他們倆又到宿舍區轉了轉,這次的N大之行與其說是來調查,不如說是到此借校園的靜謐,緩解一下壓力,轉換思維,以便更好地梳理案情。
已是傍晚時分,可盛夏的豔陽絲毫沒有收斂它強烈的光芒,強烈的陽光照射在皮膚上,帶給人一種刺痛的灼熱感。
沒戴太陽眼鏡的顏一寒下意識地將頭轉向背光的一面,頓時感到眼睛舒服了很多,就在這時,不遠處的一個長髮披肩的白色身影卻讓兩個警察覺得更加刺眼。
陳曉軍口中的白衣女子,徐佳的一襲白裙,校園中的白色人影,難道這是巧合?
就在謝駿昊和顏一寒略作遲疑的瞬間,那個身影如同幽靈般地突然消失在了樓與樓之間。
他倆快步走到近前,可週圍除了由於假期而難得清靜的宿舍樓和被高溫折磨得都懶得搖晃一下葉子的棵棵樹木外,別無其他。
“蒸發了?”謝駿昊說的雖是玩笑話,可這麼快就不見蹤影確實有些讓人匪夷所思。
“是徐佳嗎?”顏一寒剛纔還沒來得及看清,那人就一閃而過了。
“應該不是!”謝駿昊說得很肯定,“身高不對,這個人比徐佳高。”
“又是長髮、白衣,和陳曉軍看到的一樣,她到底是誰?”
“雷付傑有女朋友嗎?”
“你是說……”
“魏偉和胡斌都是成年男性,假設雷付傑就是兇手,即便他比較健壯,但身材卻不算高,要想一對一地制服對方,也並不容易。”

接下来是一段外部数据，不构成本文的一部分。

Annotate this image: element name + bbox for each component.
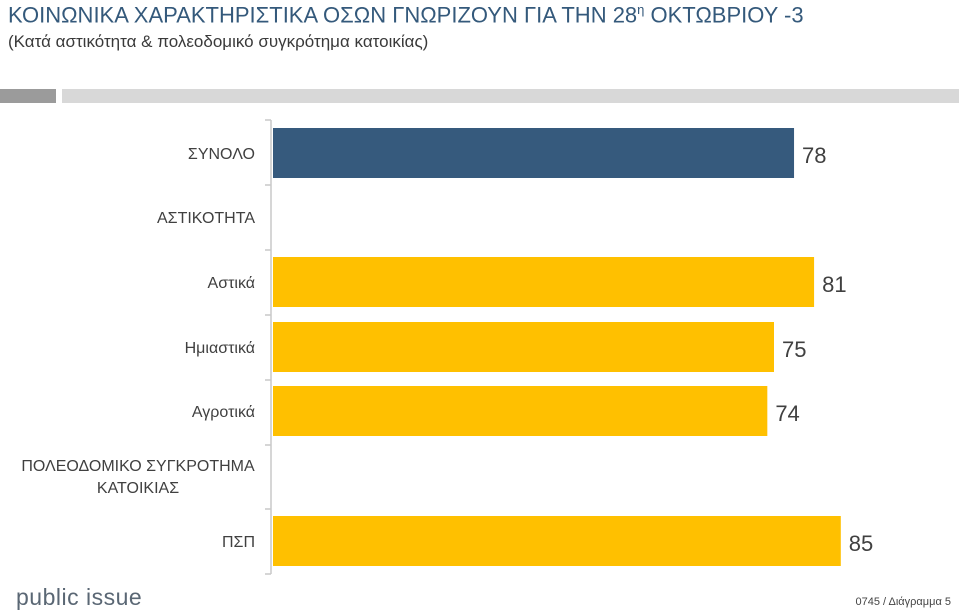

“不錯,怎麼讓兩名死者中途停車也是問題,要是有幫手的話,就會容易很多。”
“雷付傑、徐佳、李亞文三個人所說的話雖然各不相同,可是實質上沒有區別,都在案發時有着完美的不在場證明。”
“各找幫兇、故作陌生、相互掩飾、協同作案!”顏一寒順勢做着大膽的設想。
“可以這麼推測,不過,沒有證據。”
“能幫着別人殺人的人畢竟少之又少,一般都逃不出錢、情、義三個字,我們還得從他們身邊的人查起!”
顏一寒和謝駿昊又到附近的T大轉了轉,這裡既是李亞文曾經就讀的高校,也是雷付傑度過大學四年時光的地方,李亞文比雷付傑大一歲,兩人算是校友,但分屬不同院系,在之前的詢問中彼此表示並不認識對方。
本來還想到徐佳的母校C大去看看,不過,此時天色已晚,而且C大距離較遠,所以兩個警察決定轉天一早再去。
夜幕的降臨,沒有給這個酷夏中的城市帶來多少清涼,反而更加重了人們內心的浮躁。在黑暗的保護色下,一些人褪去白天擺在常人面前的道貌岸然,露出被僞裝許久的真實面目,在開足空調、聲色犬馬的室內自娛自樂。就在他們沉浸在無限的歡暢與享受之中時,卻不知自己已處於別人的監視之下,一雙充滿睿智與堅定的眼睛正在注視着這些人所做的一切……
與此同時,在這座城市某僻靜處的一個公園內,高高的路燈閃爍着微弱的黃色光芒,成羣的蚊蟲在燈光下不停地飛舞着,蟬在樹上不停歇地鳴叫着,讓人聽後心中不禁又平添了一份燥熱。這樣無風的悶熱夜晚,實在沒有什麼外出乘涼的必要性,整個公園裡看不到幾個人影,只有一個長髮披肩的白衣女子,靜靜地坐在長椅上,好像,正在等待着某人的到來!